Durée, conséquences et possibilités de réduction du malus
Recevoir un malus assurance auto, c’est subir une sanction financière immédiate. Après chaque accident responsable, le coefficient grimpe de 25 %, mais sans jamais dépasser le plafond de 3,5. Cette majoration s’applique sur la prime d’assurance : pour le conducteur concerné, le contrat devient nettement moins avantageux. Le système ne tolère pas les récidives : trois sinistres responsables en douze mois, et la compagnie peut mettre un terme au contrat.
Pour autant, le malus n’est pas éternel.
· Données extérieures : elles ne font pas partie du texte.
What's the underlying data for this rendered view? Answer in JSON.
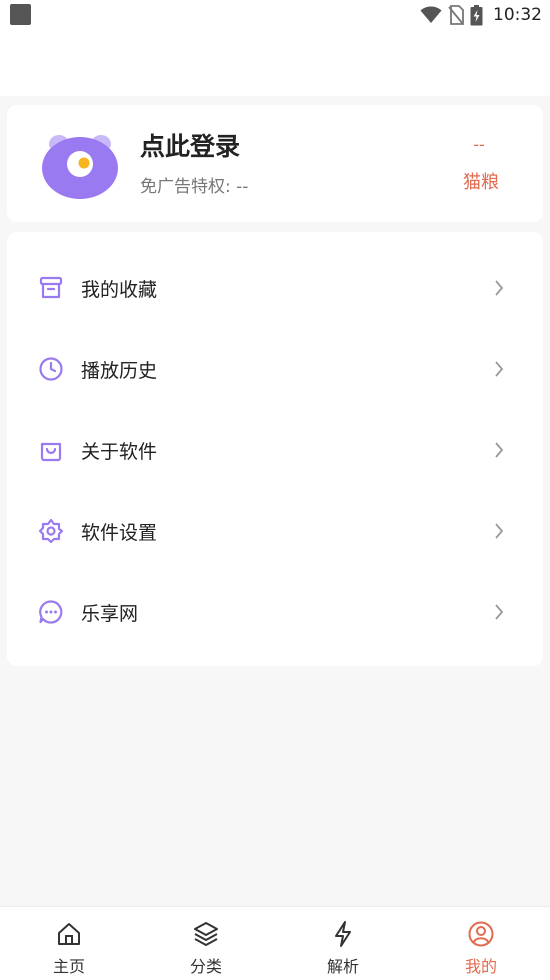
{
  "status_bar": {
    "time": "10:32",
    "icons": [
      "notification-square-icon",
      "wifi-icon",
      "no-sim-icon",
      "battery-charging-icon"
    ]
  },
  "profile": {
    "login_title": "点此登录",
    "ad_privilege_label": "免广告特权:",
    "ad_privilege_value": "--",
    "cat_food_value": "--",
    "cat_food_label": "猫粮",
    "avatar_color": "#9a7af0",
    "accent_color": "#e36b4f"
  },
  "menu": {
    "items": [
      {
        "label": "我的收藏",
        "icon": "archive-box-icon"
      },
      {
        "label": "播放历史",
        "icon": "clock-icon"
      },
      {
        "label": "关于软件",
        "icon": "shopping-bag-icon"
      },
      {
        "label": "软件设置",
        "icon": "settings-flower-icon"
      },
      {
        "label": "乐享网",
        "icon": "chat-bubble-icon"
      }
    ],
    "icon_color": "#9a7af0"
  },
  "bottom_nav": {
    "items": [
      {
        "label": "主页",
        "icon": "home-icon"
      },
      {
        "label": "分类",
        "icon": "layers-icon"
      },
      {
        "label": "解析",
        "icon": "lightning-icon"
      },
      {
        "label": "我的",
        "icon": "user-circle-icon",
        "active": true
      }
    ]
  }
}
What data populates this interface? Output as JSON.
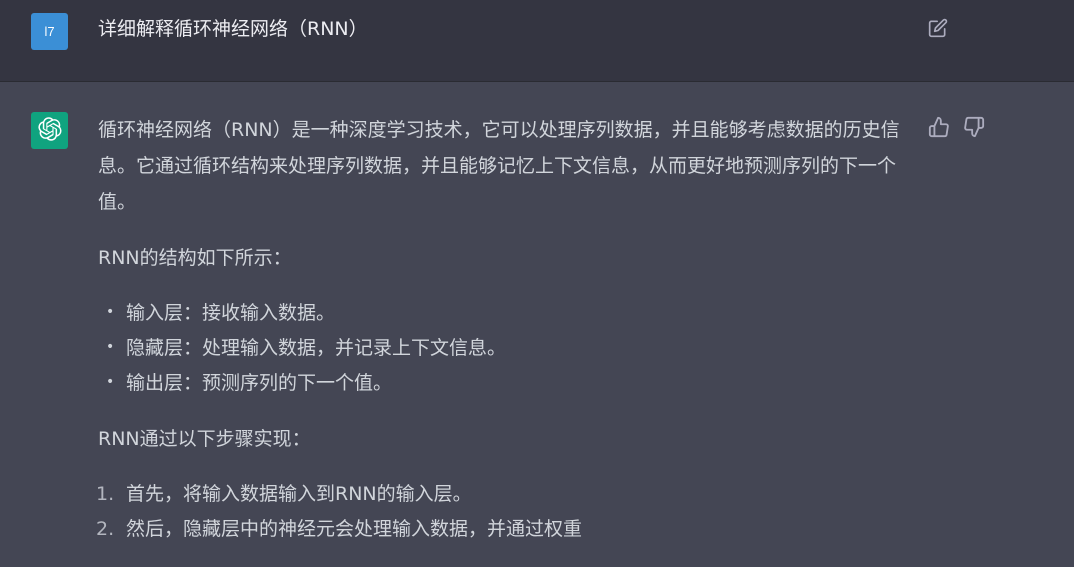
{
  "user_message": {
    "avatar_initials": "l7",
    "text": "详细解释循环神经网络（RNN）",
    "edit_icon": "edit-icon",
    "avatar_color": "#3b8fd6"
  },
  "assistant_message": {
    "avatar_icon": "openai-logo-icon",
    "avatar_color": "#10a37f",
    "intro": "循环神经网络（RNN）是一种深度学习技术，它可以处理序列数据，并且能够考虑数据的历史信息。它通过循环结构来处理序列数据，并且能够记忆上下文信息，从而更好地预测序列的下一个值。",
    "structure_heading": "RNN的结构如下所示：",
    "structure_items": [
      "输入层：接收输入数据。",
      "隐藏层：处理输入数据，并记录上下文信息。",
      "输出层：预测序列的下一个值。"
    ],
    "steps_heading": "RNN通过以下步骤实现：",
    "steps": [
      {
        "num": "1.",
        "text": "首先，将输入数据输入到RNN的输入层。"
      },
      {
        "num": "2.",
        "text": "然后，隐藏层中的神经元会处理输入数据，并通过权重"
      }
    ],
    "feedback": {
      "thumbs_up_icon": "thumbs-up-icon",
      "thumbs_down_icon": "thumbs-down-icon"
    }
  },
  "colors": {
    "user_bg": "#343541",
    "assistant_bg": "#444654",
    "text": "#d1d5db"
  }
}
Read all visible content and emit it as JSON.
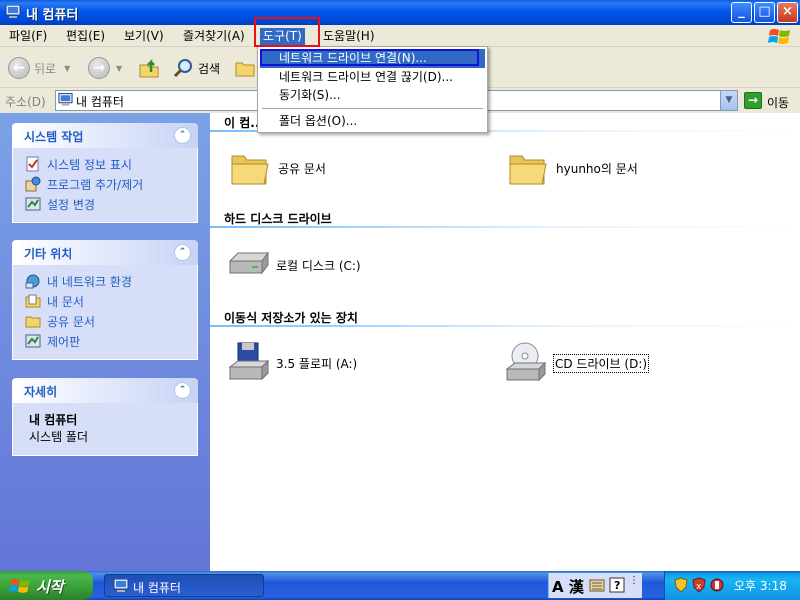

Deux années sans nouveau sinistre responsable suffisent à faire disparaître la pénalité, ramenant le coefficient à 1. Il suffit de rester assuré, la mécanique s’applique d’elle-même lors de chaque échéance annuelle. L’assureur réactualise le coefficient en fonction de l’historique du conducteur.
Un point à surveiller : la surprime vise surtout les nouveaux conducteurs ou ceux qui reprennent une assurance après plus de trois mois d’interruption. Après douze mois sans accident responsable, cette surtaxe commence à s’alléger, puis s’efface une fois deux années indemnes atteintes.
Certains événements échappent au calcul du malus :
- Sinistres liés à un vol
- Incendie
- Bris de glace
- Catastrophe naturelle
Dans ces cas, la responsabilité du conducteur n’est pas engagée, et le malus reste inchangé. À l’inverse, un accident avec un tiers non identifié ou une requalification du sinistre peut alourdir la facture. L’ensemble de ce fonctionnement, rigoureusement balisé par le code des assurances, s’applique à la quasi-totalité des véhicules terrestres à moteur, hors exceptions déjà citées.
Questions fréquentes : ce que les assurés veulent savoir sur le bonus-malus
Où trouver son coefficient et son historique ?
Le relevé d’informations reste la pièce maîtresse. Il mentionne votre CRM (coefficient de réduction-majoration), l’historique des sinistres responsables ou partagés, la date de souscription du contrat et la vie du véhicule assuré. Ce document s’obtient auprès de votre assureur, et devient indispensable avant tout changement de compagnie.
Que faire si l’assureur refuse de couvrir à cause d’un malus élevé ?
Deux options s’offrent à vous en cas de refus : saisir le médiateur de l’assurance pour une résolution amiable du différend, ou solliciter le bureau central de tarification, une instance officielle habilitée à forcer un assureur à accorder une garantie de responsabilité civile, dans des conditions bien définies.
Voici comment ces recours fonctionnent :
- Le médiateur intervient sur simple demande, par courrier ou via le site officiel dédié.
- Le bureau central de tarification n’intervient qu’après réception d’un refus écrit de la part de l’assureur.
Comment la prime d’assurance est-elle calculée ?
Le calcul de la prime d’assurance auto commence par une prime de référence, modulée par le coefficient bonus-malus. À cette base s’ajoutent ou se retirent des ajustements selon le profil du conducteur, les caractéristiques du véhicule, la région d’usage, le kilométrage annuel, les garanties souscrites. Les majorations légales pour circonstances aggravantes, elles, restent distinctes du système bonus-malus et ne modifient pas ce coefficient.
Le bonus se conserve-t-il en cas de changement de voiture ou d’assureur ?
Aucun risque de voir votre coefficient bonus-malus effacé en changeant de véhicule ou de compagnie d’assurance. L’ensemble de votre historique, sinistres, années indemnes, ancienneté, transite d’une compagnie à l’autre via le relevé d’informations, garantissant la continuité de votre profil de risque.
Derrière chaque coefficient, il y a une histoire de routes empruntées, d’accidents évités ou assumés. À chacun de jouer sa partition, car le bonus-malus, lui, ne fait jamais relâche.